Mark 11:20-24 “As they passed by in the morning, they saw the fig tree withered away to its roots. And Peter remembered and said to him, ‘Rabbi, look! The fig tree that you cursed has withered.’ And Jesus answered them, ‘Have faith in God. Truly, I say to you, whoever says to this mountain, “Be taken up and thrown into the sea,” and does not doubt in his heart, but believes that what he says will come to pass, it will be done for him. Therefore I tell you, whatever you ask in prayer, believe that you have received it, and it will be yours.’”
The passage above points back to the cursing of the fig tree. Because it was unfruitful at a time when Jesus was hungry, He cursed it. It was not fulfilling the purpose for which God had created it, and because of that, it was destroyed.
In context, this miracle is a shadow of the condition of the religion of the Jewish religious leaders at that time. Rather than truly worshiping and honoring God with their lives, they were seeking advantage for themselves by taking advantage of others. Jesus had just acted in anger and judgment on the behavior of the money-changers in the temple. He condemns them for using the temple, which was intended by God to be a house of prayer, as a means to acquire personal wealth.
It was immediately after Jesus had done this that the account above occurs. As the disciples see that the tree that Jesus had cursed the day before had become withered to its roots, they mention it to Jesus. And then he responds by teaching them about faith in God. He, in essence, tells them that the possibilities available to them by way of prayer were incredible, in essence contrasting this with the misguided and therefore worthless religious practices that were so common at that time. God could do incredible things in response to the prayers of those who truly had faith in Him. Among the truths that Jesus is revealing with this teaching is that living and acting in accord with His will is always the best path, by far, then any other alternative.

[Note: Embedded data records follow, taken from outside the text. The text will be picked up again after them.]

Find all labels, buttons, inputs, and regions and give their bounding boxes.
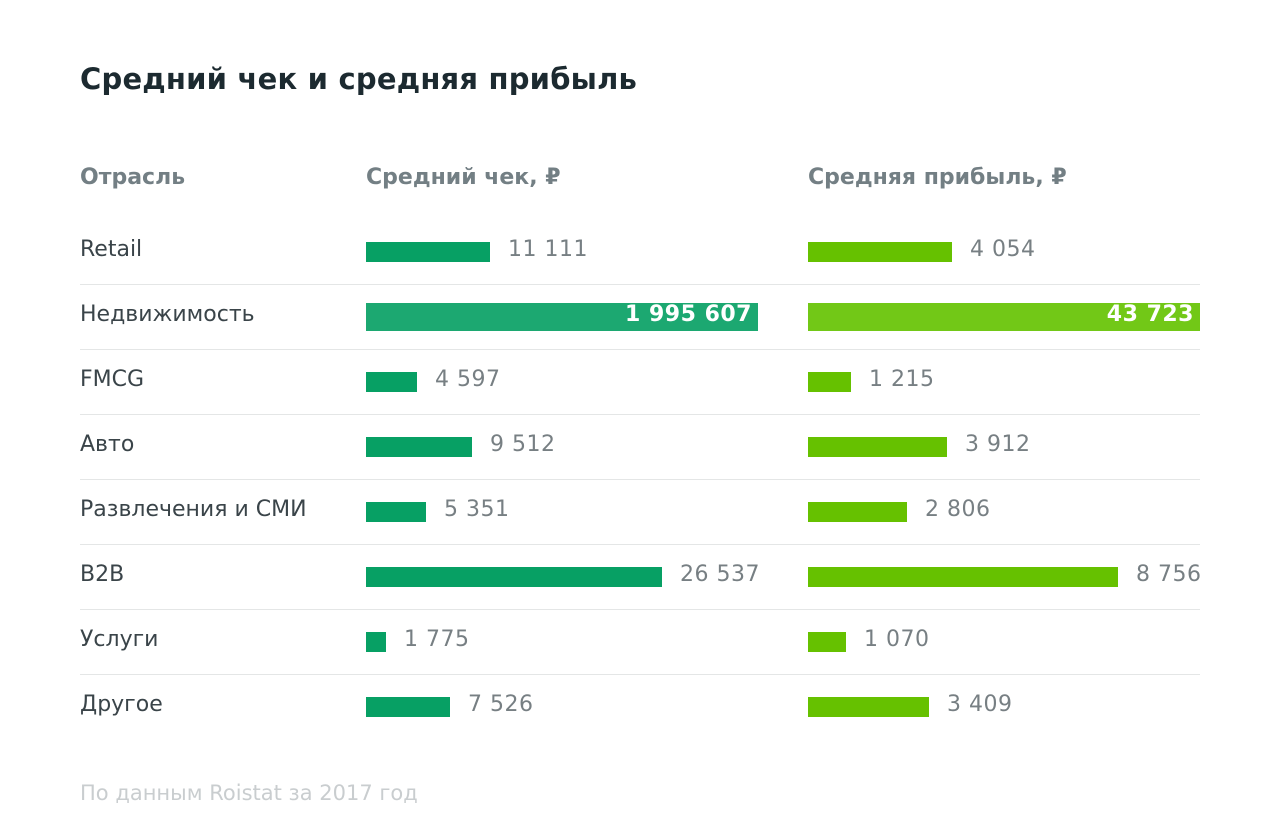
industry-label: Другое (80, 692, 163, 717)
average-check-bar (366, 502, 426, 522)
table-row: Недвижимость 1 995 607 43 723 (80, 285, 1200, 350)
average-check-value: 26 537 (680, 562, 760, 587)
column-header-industry: Отрасль (80, 165, 186, 190)
average-profit-value: 2 806 (925, 497, 991, 522)
average-profit-value: 8 756 (1136, 562, 1202, 587)
chart-table: Retail 11 111 4 054 Недвижимость 1 995 607 43… (80, 220, 1202, 739)
average-check-bar (366, 567, 662, 587)
table-row: Развлечения и СМИ 5 351 2 806 (80, 480, 1200, 545)
average-profit-bar (808, 437, 947, 457)
average-check-value: 1 775 (404, 627, 470, 652)
average-profit-value: 3 912 (965, 432, 1031, 457)
industry-label: Услуги (80, 627, 159, 652)
industry-label: Авто (80, 432, 135, 457)
average-profit-bar (808, 372, 851, 392)
average-check-value: 7 526 (468, 692, 534, 717)
average-check-value: 1 995 607 (625, 302, 752, 327)
average-check-bar (366, 632, 386, 652)
average-profit-value: 1 215 (869, 367, 935, 392)
average-check-bar (366, 697, 450, 717)
industry-label: FMCG (80, 367, 145, 392)
chart-title: Средний чек и средняя прибыль (80, 62, 638, 96)
table-row: FMCG 4 597 1 215 (80, 350, 1200, 415)
column-header-average-check: Средний чек, ₽ (366, 165, 561, 190)
average-profit-value: 43 723 (1106, 302, 1194, 327)
average-profit-value: 4 054 (970, 237, 1036, 262)
average-check-bar (366, 437, 472, 457)
average-check-value: 11 111 (508, 237, 588, 262)
table-row: B2B 26 537 8 756 (80, 545, 1202, 610)
average-check-value: 9 512 (490, 432, 556, 457)
industry-label: Retail (80, 237, 143, 262)
average-profit-value: 1 070 (864, 627, 930, 652)
table-row: Услуги 1 775 1 070 (80, 610, 1200, 675)
average-profit-bar (808, 567, 1118, 587)
average-check-bar (366, 303, 758, 331)
average-profit-bar (808, 502, 907, 522)
table-row: Retail 11 111 4 054 (80, 220, 1200, 285)
source-footnote: По данным Roistat за 2017 год (80, 781, 418, 805)
average-check-value: 4 597 (435, 367, 501, 392)
average-profit-bar (808, 697, 929, 717)
average-profit-bar (808, 632, 846, 652)
industry-label: B2B (80, 562, 125, 587)
column-header-average-profit: Средняя прибыль, ₽ (808, 165, 1067, 190)
average-profit-value: 3 409 (947, 692, 1013, 717)
average-check-bar (366, 242, 490, 262)
industry-label: Развлечения и СМИ (80, 497, 307, 522)
average-profit-bar (808, 242, 952, 262)
average-check-bar (366, 372, 417, 392)
average-check-value: 5 351 (444, 497, 510, 522)
average-profit-bar (808, 303, 1200, 331)
industry-label: Недвижимость (80, 302, 255, 327)
table-row: Другое 7 526 3 409 (80, 675, 1200, 739)
table-row: Авто 9 512 3 912 (80, 415, 1200, 480)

Again, this teaching followed Jesus’ condemnation of what the Jews had done with the teachings of God in the Scriptures. It was summed up in the fact that they had turned the temple and God’s purpose for it into a money-making operation devoid of true faith. They had substituted something else for what God had originally intended, and because of this, they were condemned.
You see, whenever we do this, i.e., whenever we substitute something else for obedience to the truth of God, the result is so far below what could have been possible that it’s hard to put into words. Whereas the temple and believing prayer that was to be done there could have made miraculous and eternal things possible, the Jews had substituted short term gain that would be burned up in the end. And it’s always that way. Every time we substitute our ways and our schemes and view them as somehow better than the ways God has ordained, we will be the loser, and the loss is greater than we might even be able to conceive.
Psalm 1 puts it this way, as it describes the way of the fruitfulness of the godly life with the chaff of the life focused on anything else:
“Blessed is the man
who walks not in the counsel of the wicked,
nor stands in the way of sinners,
nor sits in the seat of scoffers;
but his delight is in the law of the Lord,
and on his law he meditates day and night.
“He is like a tree
planted by streams of water
that yields its fruit in its season,
and its leaf does not wither.
In all that he does, he prospers.
The wicked are not so,
but are like chaff that the wind drives away
“Therefore the wicked will not stand in the judgment,
nor sinners in the congregation of the righteous;
for the Lord knows the way of the righteous,
but the way of the wicked will perish.”
And as Jesus stated more than once in His teaching, “For to the one who has, more will be given, and he will have an abundance, but from the one who has not, even what he has will be taken away” (Matthew 13:12). We can either glorify God when we eat, drink, or whatever else we do as God intends for us (1 Corinthians 10:31), or we can do just the opposite. But in the choices we make, we should consider the truth that God “is able to do exceeding abundantly above all that we ask or think, according to the power that works in us” (Ephesians 3:20) as we walk in His ways. But to choose otherwise is to, in the end, go the way of chaff, a life that will end with absolutely nothing.